Sun has upgraded MySQL Enterprise, its subscription-based service for the open-source MySQL database, adding access to a query analysis tool for tracking and fixing problematic code and performance issues.
The tool allows users to perform real-time analysis of "all queries across all servers," as well as search and sort them according to metrics such as content, date/time, and query type, according to Sun.
[ InfoWorld's bloggers take a hard look at recent developments with Sun in "Should Apple aquire Sun Microsystems?" and "Sun shines dimly in Big Blue's shadow" | Track the latest trends in open source with InfoWorld's Open Sources blog. ]
MySQL users can already investigate poor query performance through the database's "slow query" log, but the new tool makes the process much more efficient, said Rob Young, senior product manager for MySQL Enterprise.
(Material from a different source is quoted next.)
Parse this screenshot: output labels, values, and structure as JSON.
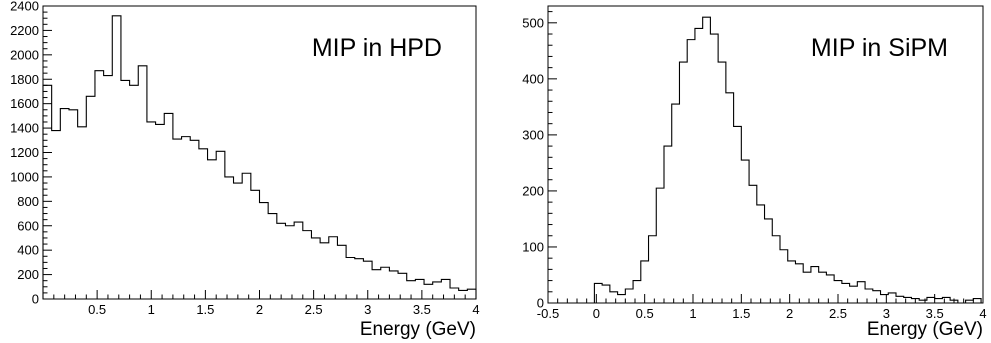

One analyst said the tool is a welcome addition to the service, but not groundbreaking.
"MySQL Query Analyzer is just one of many ways in which MySQL is playing catch-up with more mature DBMS products," said Curt Monash, founder of Monash Research, via e-mail. "It should be helpful to smaller enterprises that do their reporting on MySQL."
The tool has been integrated with MySQL Enterprise Monitor, which helps database administrators track the health of their servers.
Subscribers to the MySQL Enterprise service get monthly software updates, service packs each quarter and "emergency hot fix builds," as well as 24-7 support.
The updated service is scheduled to be available within a month. Pricing ranges from $599 to $4,999 per server per year, or as an "unlimited site-wide agreement" that starts at $40,000 per year. Sun is also offering free 30-day trial subscriptions.
The company, which announced it was laying off up to 6,000 employees last week, is banking increasingly on software assets like MySQL as its high-end server business continues to struggle.